La cuestión estriba en que todos debemos contribuir al sostenimiento y continua construcción de la sociedad con nuestro esfuerzo y en la medida de nuestras capacidades. Parece injusto establecer una sociedad que exija un esfuerzo continuo a unos hombres y no a otros, ya sea por poseer una patente, por derechos de cuna al trono de un país cualquiera o por disfrutar de una herencia que les exima de ganarse el pan con el trabajo diario.
Beneficio y sacrificio en el intercambio humano II: Las rentas de la tierra y propiedad intelectual
Demos por supuesto que la propiedad intelectual es una propiedad, olvidando, por tanto, todo lo dicho. Se podría argumentar entonces que se pueda dar un estado de derecho análogo al que encontramos en las rentas de la tierra, pero pensar esto sería un error. Cuando el propietario de un bien raíz arrienda una tierra, o alquila un edificio, es cierto que no ve menoscabado el valor de sus bienes, y que con los años fluctúa el valor de cambio según dicte la ley de la oferta y la demanda, y que, a parte de cobrar las rentas, las participaciones de propiedad sobre el bien no disminuyen y en ningún punto decrece su derecho de propiedad sobre la tierra.
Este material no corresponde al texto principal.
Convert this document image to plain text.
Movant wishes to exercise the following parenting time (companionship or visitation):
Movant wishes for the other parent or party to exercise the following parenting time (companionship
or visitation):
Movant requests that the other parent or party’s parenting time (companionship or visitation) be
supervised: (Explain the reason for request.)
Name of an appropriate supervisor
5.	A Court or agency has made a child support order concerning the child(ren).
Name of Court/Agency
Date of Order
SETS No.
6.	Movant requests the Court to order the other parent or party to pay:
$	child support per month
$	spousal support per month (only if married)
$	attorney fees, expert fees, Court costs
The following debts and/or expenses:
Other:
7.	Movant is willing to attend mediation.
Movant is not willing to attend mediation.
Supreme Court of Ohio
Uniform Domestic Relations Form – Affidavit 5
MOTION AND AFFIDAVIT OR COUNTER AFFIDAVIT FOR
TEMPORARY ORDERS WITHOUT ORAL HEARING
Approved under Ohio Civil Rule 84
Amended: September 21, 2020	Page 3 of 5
Esto es una realidad, pero también lo es que, arrendando el bien raíz, el propietario no podrá emplearlo o disfrutarlo ni como vivienda, explotación agrícola o minera o cualquier otro fin; ni tan siquiera podrá acceder sin permiso del arrendatario a las propiedades, pues el pago introduce un cambio en los derechos sobre las mismas, no de propiedad, pero sí de usofructo y de explotación que quedan restringidos para el dueño, al menos temporalmente. Por el contrario, cuando un ciudadano compra una licencia de expresión de un conocimiento, que ahora se nos antoja considerar como un arrendamiento, no se produce cambio alguno que suponga un menoscabo en la capacidad de explotación, uso o disfrute por parte del arrendador.
Por esta razón no se pude comparar el derecho que rige las rentas de la tierra y el que se quiere imponer sobre la propiedad intelectual. La propiedad intelectual permite el milagro de los panes y los peces cuando tal milagro no se produce con ninguna otra obra desarrollada por trabajador alguno ni con ninguna otra propiedad existente, ni tan siquiera en el derecho sobre las rentas de los bienes raíces.